Ipad and newspapers

Doctoral project: Migration discourse in the Swedish mainstream and social media

The project studies migration discourse in the Swedish mainstream and social media in the last decade. Using the methods of network and text analysis, the project aims to examine the discourse dynamics against the background of the European refugee crisis in 2015 and analyzes the role of participatory media in the shaping of public debate on migration in Sweden.

Project information

Doctoral student
Victoria Yantseva
Supervisor
Giangiacomo Bravo
Participating organizations
Linnaeus University
Financier
Linnaeus University
Timetable
2019- ongoing
Subject
Sociology (Department of Social Studies, Faculty of Social Sciences)
Research group
Linnaeus University Centre for Data Intensive Sciences and Applications (DISA), Computational Social Sciences (CSS)

More about the project

The project aims to make a systematic analysis of media discourse about migration in Sweden in the last decade. To meet this goal, the project uses large-scale textual data collected from a variety of media resources, such as mainstream newspapers, social media (Twitter and Facebook), and online forums.

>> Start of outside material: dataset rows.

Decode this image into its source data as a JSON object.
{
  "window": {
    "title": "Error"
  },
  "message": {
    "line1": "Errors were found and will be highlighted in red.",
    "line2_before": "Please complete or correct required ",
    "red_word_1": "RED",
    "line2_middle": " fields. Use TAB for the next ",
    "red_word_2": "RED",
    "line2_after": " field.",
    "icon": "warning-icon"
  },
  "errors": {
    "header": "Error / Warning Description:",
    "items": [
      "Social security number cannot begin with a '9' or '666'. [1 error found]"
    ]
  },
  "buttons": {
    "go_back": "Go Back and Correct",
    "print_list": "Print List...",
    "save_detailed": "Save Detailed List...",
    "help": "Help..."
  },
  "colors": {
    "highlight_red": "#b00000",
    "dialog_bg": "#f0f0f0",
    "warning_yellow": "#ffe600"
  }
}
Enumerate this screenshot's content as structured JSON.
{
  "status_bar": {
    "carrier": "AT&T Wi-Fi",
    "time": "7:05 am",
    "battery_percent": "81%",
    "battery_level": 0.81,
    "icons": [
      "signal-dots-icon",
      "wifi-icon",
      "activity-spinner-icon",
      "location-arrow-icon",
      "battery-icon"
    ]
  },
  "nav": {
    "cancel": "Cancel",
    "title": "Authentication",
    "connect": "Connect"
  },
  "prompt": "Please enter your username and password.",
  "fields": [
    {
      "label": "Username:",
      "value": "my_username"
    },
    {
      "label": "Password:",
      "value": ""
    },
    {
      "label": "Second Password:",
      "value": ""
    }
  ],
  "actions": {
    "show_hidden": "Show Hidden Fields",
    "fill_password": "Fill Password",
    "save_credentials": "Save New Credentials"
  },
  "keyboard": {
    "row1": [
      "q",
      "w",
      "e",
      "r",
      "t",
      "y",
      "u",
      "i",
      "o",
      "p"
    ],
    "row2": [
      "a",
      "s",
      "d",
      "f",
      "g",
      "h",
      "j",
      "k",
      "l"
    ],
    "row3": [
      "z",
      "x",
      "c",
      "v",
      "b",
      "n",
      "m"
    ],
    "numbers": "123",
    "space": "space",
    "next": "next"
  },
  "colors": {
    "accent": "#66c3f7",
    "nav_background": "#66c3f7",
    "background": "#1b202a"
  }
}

On the one hand, the project explores how the internal architecture of modern media contributes to the formulation of public debate about migration. On the other hand, the project focuses on an external event represented by the refugee crisis and how it intervened with the overall discourse dynamics in the Swedish media. Ultimately, the project aims to understand how these internal and external factors affect the framing and construction of the immigration agenda in Sweden.

The methodological framework of the project includes a variety of text analytic methods, such as sentiment analysis, topic modeling, word embeddings and machine learning, which helps to gain insight into the content and sentiments of the documents published in the media resources. Text analytic methods are further complemented with social network analysis and the study of communication patterns among social media users.

The project is part of the research in Computational Social Sciences (CSS) and in Linnaeus University Centre for Data Intensive Sciences and Applications (DISA).